Are resolvents for self-adjoint operators themselves self-adjoint?

[AxiomOfChoice]

Let T be a (possibly unbounded) self-adjoint operator on a Hilbert space \mathscr H with domain D(T), and let \lambda \in \rho(T). Then we know that (T-\lambda I)^{-1} exists as a bounded operator from \mathscr H to D(T). Question: do we also know that (T-\lambda I)^{-1} is self-adjoint? Can someone prove or give a counterexample?

 

[AxiomOfChoice]

Note: I have reason to believe this is true in the case that T is a positive operator (i.e., (Tx,x) \geq 0 for all x\in D(T)).
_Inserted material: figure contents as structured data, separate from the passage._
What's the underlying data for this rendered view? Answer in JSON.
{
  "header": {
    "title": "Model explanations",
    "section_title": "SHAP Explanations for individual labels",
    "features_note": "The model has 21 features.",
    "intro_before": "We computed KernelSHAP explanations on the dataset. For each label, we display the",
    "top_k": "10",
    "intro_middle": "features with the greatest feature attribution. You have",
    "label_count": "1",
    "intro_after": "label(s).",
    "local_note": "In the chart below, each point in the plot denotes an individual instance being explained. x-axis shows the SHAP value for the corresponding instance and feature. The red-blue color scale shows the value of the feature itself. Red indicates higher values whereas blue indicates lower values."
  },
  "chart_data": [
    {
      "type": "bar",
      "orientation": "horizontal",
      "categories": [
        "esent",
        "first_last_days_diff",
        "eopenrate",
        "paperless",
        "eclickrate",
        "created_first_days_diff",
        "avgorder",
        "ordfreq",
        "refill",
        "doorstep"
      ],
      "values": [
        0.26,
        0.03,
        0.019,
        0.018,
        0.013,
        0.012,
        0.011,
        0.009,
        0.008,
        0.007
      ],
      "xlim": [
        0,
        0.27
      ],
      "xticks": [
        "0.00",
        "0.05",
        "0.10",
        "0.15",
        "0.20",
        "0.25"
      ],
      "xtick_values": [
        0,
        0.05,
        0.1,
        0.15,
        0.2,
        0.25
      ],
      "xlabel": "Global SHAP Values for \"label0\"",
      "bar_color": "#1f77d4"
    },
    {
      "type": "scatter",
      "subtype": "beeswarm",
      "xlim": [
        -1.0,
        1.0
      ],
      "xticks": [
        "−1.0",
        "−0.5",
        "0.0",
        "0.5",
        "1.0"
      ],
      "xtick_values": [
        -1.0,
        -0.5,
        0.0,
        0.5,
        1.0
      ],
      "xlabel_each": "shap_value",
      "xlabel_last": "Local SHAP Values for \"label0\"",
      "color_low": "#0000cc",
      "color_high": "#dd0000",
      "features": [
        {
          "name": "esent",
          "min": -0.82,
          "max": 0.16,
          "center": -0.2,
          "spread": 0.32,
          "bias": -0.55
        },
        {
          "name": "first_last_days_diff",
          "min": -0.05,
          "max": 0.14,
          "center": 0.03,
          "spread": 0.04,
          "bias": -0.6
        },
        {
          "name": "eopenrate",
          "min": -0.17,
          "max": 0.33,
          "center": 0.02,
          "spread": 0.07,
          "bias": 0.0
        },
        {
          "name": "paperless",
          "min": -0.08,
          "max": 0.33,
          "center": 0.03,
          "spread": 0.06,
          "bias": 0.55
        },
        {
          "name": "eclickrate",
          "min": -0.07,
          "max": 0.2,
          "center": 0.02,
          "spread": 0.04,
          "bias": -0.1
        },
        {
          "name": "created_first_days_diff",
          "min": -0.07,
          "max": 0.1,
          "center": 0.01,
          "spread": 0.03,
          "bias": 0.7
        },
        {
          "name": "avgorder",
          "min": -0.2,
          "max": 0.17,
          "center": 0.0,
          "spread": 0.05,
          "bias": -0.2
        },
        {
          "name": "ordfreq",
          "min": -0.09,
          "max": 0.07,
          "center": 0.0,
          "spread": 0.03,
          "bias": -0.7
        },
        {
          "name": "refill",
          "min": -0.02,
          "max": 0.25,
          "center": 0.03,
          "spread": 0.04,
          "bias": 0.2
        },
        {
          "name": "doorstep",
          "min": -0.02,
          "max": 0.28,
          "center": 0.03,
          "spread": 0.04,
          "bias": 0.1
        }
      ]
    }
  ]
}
Whether it is true in general...well, I'm not sure!

 

[AxiomOfChoice]

I believe I have a quick and easy proof of this proposition, provided the resolvent has the form (T-\lambda I)^{-1} for \lambda \in \mathbb R. We have
<br /> \langle (T-\lambda I)^{-1}x,y \rangle = \langle x, [(T-\lambda I)^{-1}]^* y \rangle = \langle x, (T^* - \overline \lambda I)^{-1} y \rangle = \langle x, (T-\lambda I)^{-1}y \rangle,<br />
since \lambda = \overline \lambda and T^* = T by assumption. This also uses the fact that (T^*)^{-1} = (T^{-1})^* for T bounded and invertible. Now, if \lambda is complex, this argument is obviously bogus, and in fact I'm reasonably confident that it's just not true!